Thursday, May 24, 2012

Observing a Naval Academy Tradition - The Annual Plebe Climb of the Herndon Monument

2012 Herndon Monument Climb

"Annapolis Naval Academy freshmen make a human wall to climb the Herndon Monument which is covered with lard, on May 22, 2012 in Annapolis, Maryland. Each year the freshman class, known as 'Plebes,' climb the monument at the Naval Academy to retrieve the Plebian Sailor's hat and replace it with an officer's hat. The tradition is one step in marking the end of wearing freshman headgear and moving up to headgear more like a U.S. Naval officer." (USNA photo)
I got to check one more thing off of my "bucket list" this week.  My good friend, John Byington is a U.S. Naval Reserve Commander, and a graduate of the Naval Academy Class of  1990.  Knowing that I would be coming to Baltimore to visit with him and is family, and to support the Red Sox at Camden Yards, John invited me to join him in observing the traditional Plebe attempt to ascent to the top of the Herndon Monument that had been thoroughly greased with Crisco by the Class of 2014.
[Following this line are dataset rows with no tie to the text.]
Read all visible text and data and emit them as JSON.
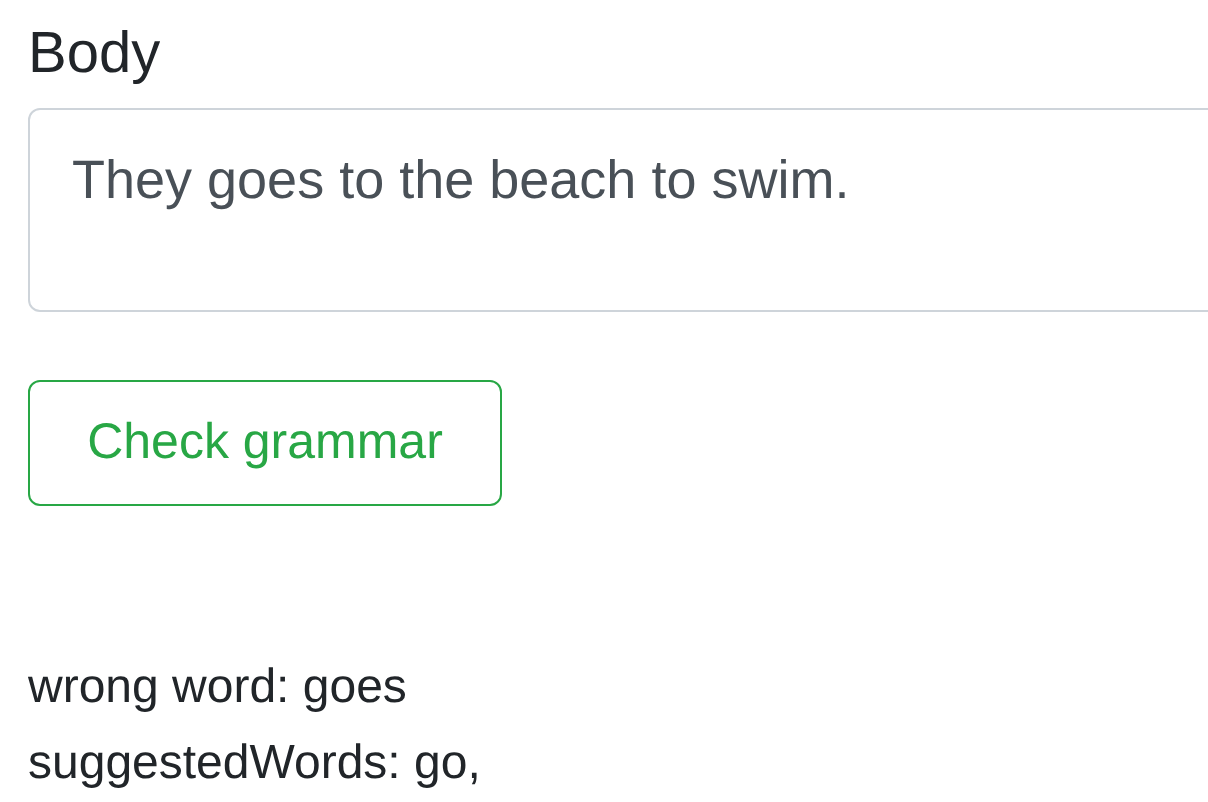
{
  "field": {
    "label": "Body",
    "value": "They goes to the beach to swim."
  },
  "button": {
    "label": "Check grammar"
  },
  "results": [
    {
      "text": "wrong word: goes"
    },
    {
      "text": "suggestedWords: go,"
    }
  ]
}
For 2 hours and 20 minutes, we were among thousands of midshipmen, graduates, parents and neighbors who looked on as chaos eventually resulted in victory as Andrew Craig finally dislodged the cap and thereby dislodged the Class of  2015 from the category of  "Plebe"
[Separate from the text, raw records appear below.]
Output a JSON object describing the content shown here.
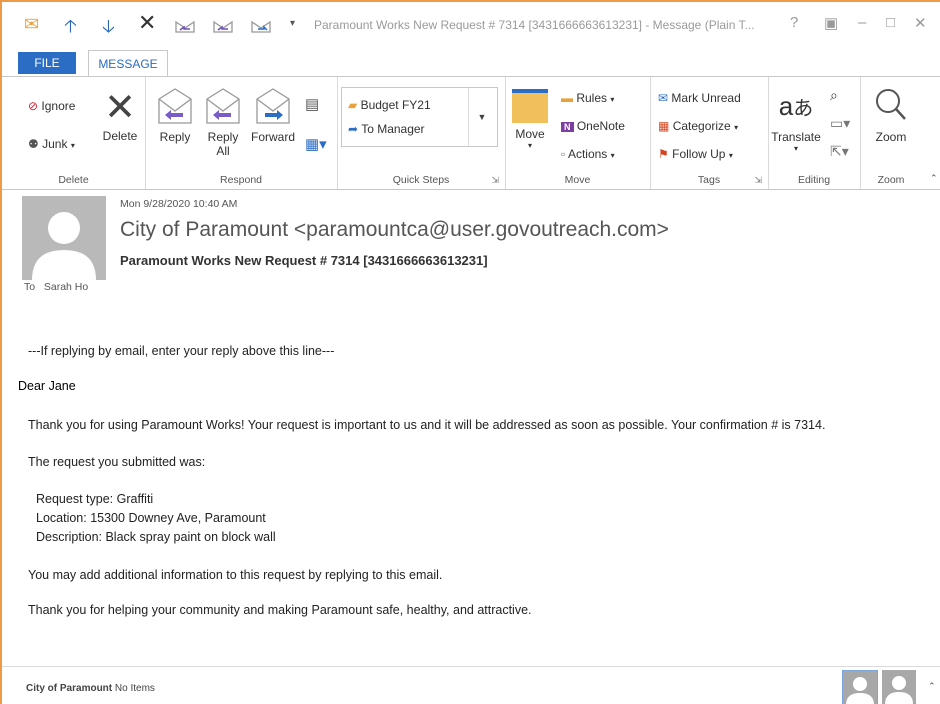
{
  "titlebar": {
    "title": "Paramount Works New Request # 7314 [3431666663613231] - Message (Plain T...",
    "icons": [
      "mail-icon",
      "up-arrow-icon",
      "down-arrow-icon",
      "close-x-icon",
      "reply-icon",
      "reply-all-icon",
      "forward-icon",
      "customize-icon"
    ],
    "window_controls": [
      "?",
      "▣",
      "–",
      "□",
      "✕"
    ]
  },
  "tabs": {
    "file": "FILE",
    "message": "MESSAGE"
  },
  "ribbon": {
    "delete_group": {
      "ignore": "Ignore",
      "junk": "Junk",
      "delete": "Delete",
      "label": "Delete"
    },
    "respond_group": {
      "reply": "Reply",
      "reply_all_1": "Reply",
      "reply_all_2": "All",
      "forward": "Forward",
      "label": "Respond"
    },
    "quick_steps_group": {
      "budget": "Budget FY21",
      "to_manager": "To Manager",
      "label": "Quick Steps"
    },
    "move_group": {
      "move": "Move",
      "rules": "Rules",
      "onenote": "OneNote",
      "actions": "Actions",
      "label": "Move"
    },
    "tags_group": {
      "mark_unread": "Mark Unread",
      "categorize": "Categorize",
      "follow_up": "Follow Up",
      "label": "Tags"
    },
    "editing_group": {
      "translate": "Translate",
      "label": "Editing"
    },
    "zoom_group": {
      "zoom": "Zoom",
      "label": "Zoom"
    }
  },
  "header": {
    "date": "Mon 9/28/2020 10:40 AM",
    "sender": "City of Paramount <paramountca@user.govoutreach.com>",
    "subject": "Paramount Works New Request # 7314 [3431666663613231]",
    "to_label": "To",
    "to_name": "Sarah Ho"
  },
  "body": {
    "reply_line": "---If replying by email, enter your reply above this line---",
    "greeting": "Dear Jane",
    "thank_you": "Thank you for using Paramount Works! Your request is important to us and it will be addressed as soon as possible. Your confirmation # is 7314.",
    "submitted_intro": "The request you submitted was:",
    "request_type": "Request type: Graffiti",
    "location": "Location: 15300 Downey Ave, Paramount",
    "description": "Description:  Black spray paint on block wall",
    "add_info": "You may add additional information to this request by replying to this email.",
    "closing": "Thank you for helping your community and making Paramount safe, healthy, and attractive."
  },
  "footer": {
    "sender_name": "City of Paramount",
    "items_text": "No Items"
  },
  "colors": {
    "accent": "#2b6cc4",
    "frame": "#ec9a47",
    "avatar": "#b9b9b9"
  }
}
"Students who are closing out their first year at the U.S. Naval Academy have completed the traditional climb up the Herndon Monument.  The climb is made extra challenging by greasing the 21-foot monument with about 50 pounds of lard.
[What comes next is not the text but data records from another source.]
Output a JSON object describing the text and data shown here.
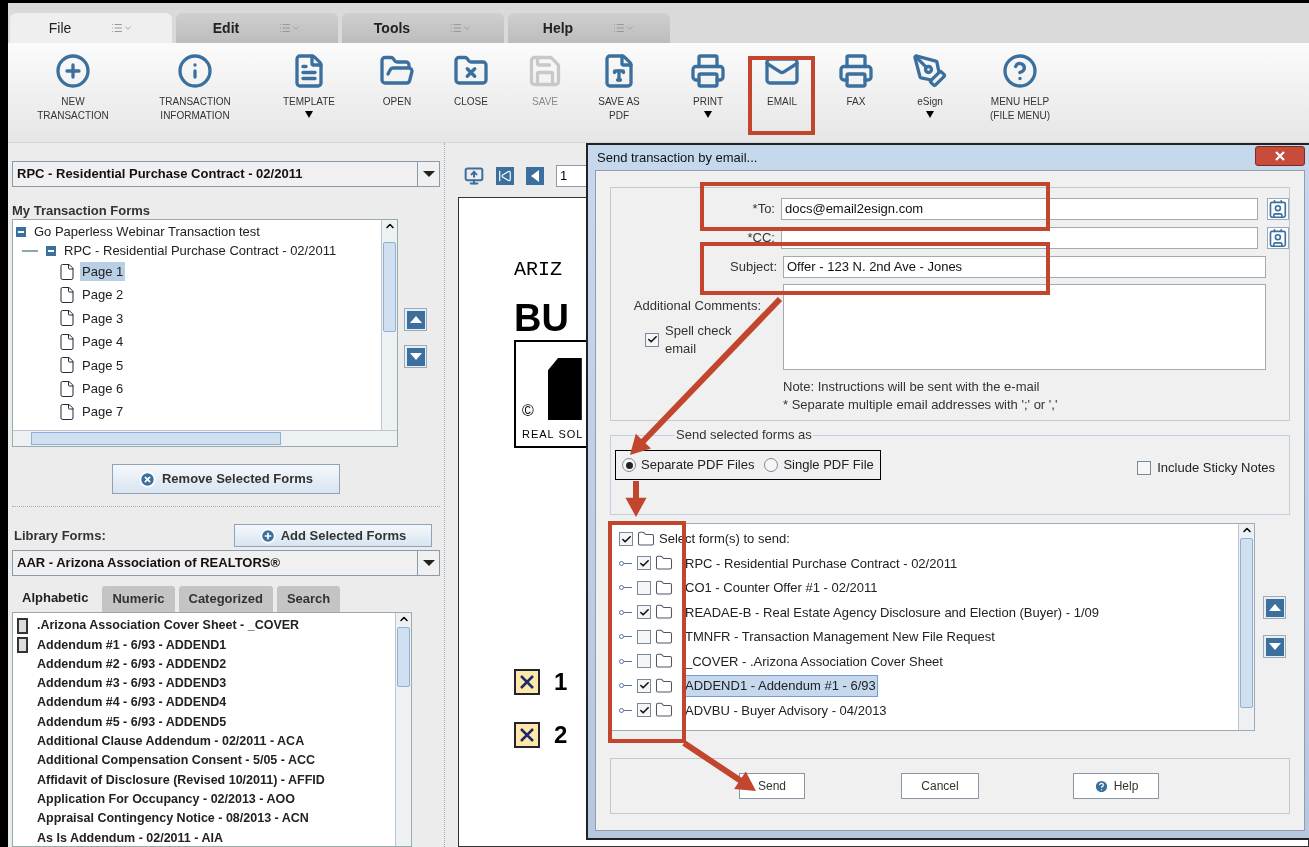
{
  "menu_tabs": [
    {
      "label": "File",
      "selected": true
    },
    {
      "label": "Edit",
      "selected": false
    },
    {
      "label": "Tools",
      "selected": false
    },
    {
      "label": "Help",
      "selected": false
    }
  ],
  "toolbar": [
    {
      "kind": "new",
      "label": "NEW\nTRANSACTION",
      "dropdown": false,
      "disabled": false
    },
    {
      "kind": "info",
      "label": "TRANSACTION\nINFORMATION",
      "dropdown": false,
      "disabled": false
    },
    {
      "kind": "template",
      "label": "TEMPLATE",
      "dropdown": true,
      "disabled": false
    },
    {
      "kind": "open",
      "label": "OPEN",
      "dropdown": false,
      "disabled": false
    },
    {
      "kind": "close",
      "label": "CLOSE",
      "dropdown": false,
      "disabled": false
    },
    {
      "kind": "save",
      "label": "SAVE",
      "dropdown": false,
      "disabled": true
    },
    {
      "kind": "pdf",
      "label": "SAVE AS\nPDF",
      "dropdown": false,
      "disabled": false
    },
    {
      "kind": "print",
      "label": "PRINT",
      "dropdown": true,
      "disabled": false
    },
    {
      "kind": "email",
      "label": "EMAIL",
      "dropdown": false,
      "disabled": false
    },
    {
      "kind": "fax",
      "label": "FAX",
      "dropdown": false,
      "disabled": false
    },
    {
      "kind": "esign",
      "label": "eSign",
      "dropdown": true,
      "disabled": false
    },
    {
      "kind": "help",
      "label": "MENU HELP\n(FILE MENU)",
      "dropdown": false,
      "disabled": false
    }
  ],
  "form_selector": {
    "value": "RPC - Residential Purchase Contract - 02/2011"
  },
  "transaction_forms": {
    "title": "My Transaction Forms",
    "tree": [
      {
        "label": "Go Paperless Webinar Transaction test",
        "expanded": true,
        "children": [
          {
            "label": "RPC - Residential Purchase Contract - 02/2011",
            "expanded": true,
            "children": [
              {
                "label": "Page 1",
                "selected": true
              },
              {
                "label": "Page 2",
                "selected": false
              },
              {
                "label": "Page 3",
                "selected": false
              },
              {
                "label": "Page 4",
                "selected": false
              },
              {
                "label": "Page 5",
                "selected": false
              },
              {
                "label": "Page 6",
                "selected": false
              },
              {
                "label": "Page 7",
                "selected": false
              }
            ]
          }
        ]
      }
    ],
    "remove_button": "Remove Selected Forms"
  },
  "library": {
    "label": "Library Forms:",
    "add_button": "Add Selected Forms",
    "selector": "AAR - Arizona Association of REALTORS®",
    "tabs": [
      {
        "label": "Alphabetic",
        "selected": true
      },
      {
        "label": "Numeric",
        "selected": false
      },
      {
        "label": "Categorized",
        "selected": false
      },
      {
        "label": "Search",
        "selected": false
      }
    ],
    "items": [
      {
        "label": ".Arizona Association Cover Sheet - _COVER",
        "marked": true
      },
      {
        "label": "Addendum #1 - 6/93 - ADDEND1",
        "marked": true
      },
      {
        "label": "Addendum #2 - 6/93 - ADDEND2",
        "marked": false
      },
      {
        "label": "Addendum #3 - 6/93 - ADDEND3",
        "marked": false
      },
      {
        "label": "Addendum #4 - 6/93 - ADDEND4",
        "marked": false
      },
      {
        "label": "Addendum #5 - 6/93 - ADDEND5",
        "marked": false
      },
      {
        "label": "Additional Clause Addendum - 02/2011 - ACA",
        "marked": false
      },
      {
        "label": "Additional Compensation Consent - 5/05 - ACC",
        "marked": false
      },
      {
        "label": "Affidavit of Disclosure (Revised 10/2011) - AFFID",
        "marked": false
      },
      {
        "label": "Application For Occupancy - 02/2013 - AOO",
        "marked": false
      },
      {
        "label": "Appraisal Contingency Notice - 08/2013 - ACN",
        "marked": false
      },
      {
        "label": "As Is Addendum - 02/2011 - AIA",
        "marked": false
      }
    ]
  },
  "document": {
    "page_field": "1",
    "heading": "ARIZ",
    "title": "BU",
    "copyright": "©",
    "logo_text": "REAL SOL",
    "items": [
      {
        "number": "1",
        "checked": true
      },
      {
        "number": "2",
        "checked": true
      }
    ]
  },
  "dialog": {
    "title": "Send transaction by email...",
    "to": {
      "label": "*To:",
      "value": "docs@email2esign.com"
    },
    "cc": {
      "label": "*CC:"
    },
    "subject": {
      "label": "Subject:",
      "value": "Offer - 123 N. 2nd Ave - Jones"
    },
    "comments_label": "Additional Comments:",
    "spell_check": {
      "label": "Spell check email",
      "checked": true
    },
    "notes": [
      "Note: Instructions will be sent with the e-mail",
      "* Separate multiple email addresses with ';' or ','"
    ],
    "send_as": {
      "legend": "Send selected forms as",
      "options": [
        {
          "label": "Separate PDF Files",
          "selected": true
        },
        {
          "label": "Single PDF File",
          "selected": false
        }
      ],
      "sticky_notes": {
        "label": "Include Sticky Notes",
        "checked": false
      }
    },
    "forms": {
      "header": {
        "label": "Select form(s) to send:",
        "checked": true
      },
      "items": [
        {
          "label": "RPC - Residential Purchase Contract - 02/2011",
          "checked": true,
          "selected": false
        },
        {
          "label": "CO1 - Counter Offer #1 - 02/2011",
          "checked": false,
          "selected": false
        },
        {
          "label": "READAE-B - Real Estate Agency Disclosure and Election (Buyer) - 1/09",
          "checked": true,
          "selected": false
        },
        {
          "label": "TMNFR - Transaction Management New File Request",
          "checked": false,
          "selected": false
        },
        {
          "label": "_COVER - .Arizona Association Cover Sheet",
          "checked": false,
          "selected": false
        },
        {
          "label": "ADDEND1 - Addendum #1 - 6/93",
          "checked": true,
          "selected": true
        },
        {
          "label": "ADVBU - Buyer Advisory - 04/2013",
          "checked": true,
          "selected": false
        }
      ]
    },
    "buttons": [
      {
        "kind": "send",
        "label": "Send"
      },
      {
        "kind": "cancel",
        "label": "Cancel"
      },
      {
        "kind": "help",
        "label": "Help"
      }
    ]
  }
}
It took 19-year-old Andrew Craig, of Tulsa, Okla., a little over two hours and 10 minutes on Tuesday to replace a first-year student's "Dixie cup" hat with a midshipman's cover on Tuesday.
Students began the yearly event in 1940. They added the symbolic placement of the cap on its tip seven years later. In 1949, upperclassmen began smearing as much as 200 pounds of lard on the monument to make it more difficult."